Beginning the Columbia University IDSE Data Science Certificate Program

Data Science Logo

I will sign up for both the Fall course but will only take 1 due to time constraints.

Introduction to the design and analysis of efficient algorithms, with an emphasis on data science. Topics include efficient sorting and searching, graph algorithms, dynamic programming, randomized algorithms, approximation algorithms, and NP completeness. In addition the course will cover material relevant to big data problems: for example models of parallelism, and hashing, sketching, and sublinear time algorithms.

A calculus-based tour of the fundamentals of probability theory and statistical inference. Probability models, random variables, useful distributions, expectations, law of large numbers, central limit theorem, point and interval estimation, hypothesis tests, asymptotic ideas, non-parametrics, resampling, Bayesian inference, linear regression.

An introduction to machine learning, with an emphasis on data science. Topics will include least squares methods, Gaussian distributions, linear classification, linear regression, maximum likelihood, exponential family distributions, Bayesian networks, Bayesian inference, mixture models, the EM algorithm, graphical models, hidden Markov models, support vector machines, and kernel methods. An emphasis of the course will be on methods and problems relevant to big data problems.
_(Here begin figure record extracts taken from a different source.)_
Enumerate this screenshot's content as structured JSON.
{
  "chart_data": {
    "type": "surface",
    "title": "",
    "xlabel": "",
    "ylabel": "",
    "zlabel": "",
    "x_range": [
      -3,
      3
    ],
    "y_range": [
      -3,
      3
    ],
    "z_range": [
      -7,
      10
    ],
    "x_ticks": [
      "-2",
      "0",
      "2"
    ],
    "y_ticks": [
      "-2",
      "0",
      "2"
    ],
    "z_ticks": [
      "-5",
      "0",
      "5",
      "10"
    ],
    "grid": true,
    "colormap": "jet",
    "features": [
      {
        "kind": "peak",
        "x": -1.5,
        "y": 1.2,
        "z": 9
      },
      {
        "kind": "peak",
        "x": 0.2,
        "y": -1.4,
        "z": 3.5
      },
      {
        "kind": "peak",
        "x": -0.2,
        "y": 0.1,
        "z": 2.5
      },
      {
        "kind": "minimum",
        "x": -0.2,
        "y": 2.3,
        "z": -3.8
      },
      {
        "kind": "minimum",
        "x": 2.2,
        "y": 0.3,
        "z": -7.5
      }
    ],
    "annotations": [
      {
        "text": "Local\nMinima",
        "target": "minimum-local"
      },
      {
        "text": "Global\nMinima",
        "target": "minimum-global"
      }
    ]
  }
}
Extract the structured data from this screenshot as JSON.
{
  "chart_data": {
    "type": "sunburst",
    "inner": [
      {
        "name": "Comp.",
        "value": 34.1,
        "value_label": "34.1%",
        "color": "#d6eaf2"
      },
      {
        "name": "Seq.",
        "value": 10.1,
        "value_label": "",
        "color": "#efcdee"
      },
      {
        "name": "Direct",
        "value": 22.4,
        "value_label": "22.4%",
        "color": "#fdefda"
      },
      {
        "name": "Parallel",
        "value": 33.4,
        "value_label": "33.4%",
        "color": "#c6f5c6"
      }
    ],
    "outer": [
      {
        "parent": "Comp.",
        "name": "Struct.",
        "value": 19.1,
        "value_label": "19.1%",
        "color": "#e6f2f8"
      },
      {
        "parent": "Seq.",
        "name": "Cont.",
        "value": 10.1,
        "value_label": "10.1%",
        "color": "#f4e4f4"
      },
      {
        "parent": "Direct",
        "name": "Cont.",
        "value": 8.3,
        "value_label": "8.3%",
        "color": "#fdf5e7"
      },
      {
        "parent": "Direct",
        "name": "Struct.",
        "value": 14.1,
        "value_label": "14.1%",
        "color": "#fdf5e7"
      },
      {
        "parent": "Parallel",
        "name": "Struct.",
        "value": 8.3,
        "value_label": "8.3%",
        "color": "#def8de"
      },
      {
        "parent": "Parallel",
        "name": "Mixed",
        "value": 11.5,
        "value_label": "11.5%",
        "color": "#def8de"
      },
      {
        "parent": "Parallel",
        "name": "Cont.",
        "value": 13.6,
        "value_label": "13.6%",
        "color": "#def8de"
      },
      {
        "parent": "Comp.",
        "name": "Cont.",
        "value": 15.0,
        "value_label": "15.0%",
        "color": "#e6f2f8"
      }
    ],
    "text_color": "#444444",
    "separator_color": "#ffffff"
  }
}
This class introduces the algorithmic skills and design principles necessary to explore and present datasets computationally and visually. These include command line tools, the use of state-of-the art languages and software, an algorithmic understanding of how to work with a large datasets (including parallelism and the map-reduce framework), interactive visualizations, exploratory data analysis as a means to generate and test hypotheses, as well as basics of data exploration and visualization.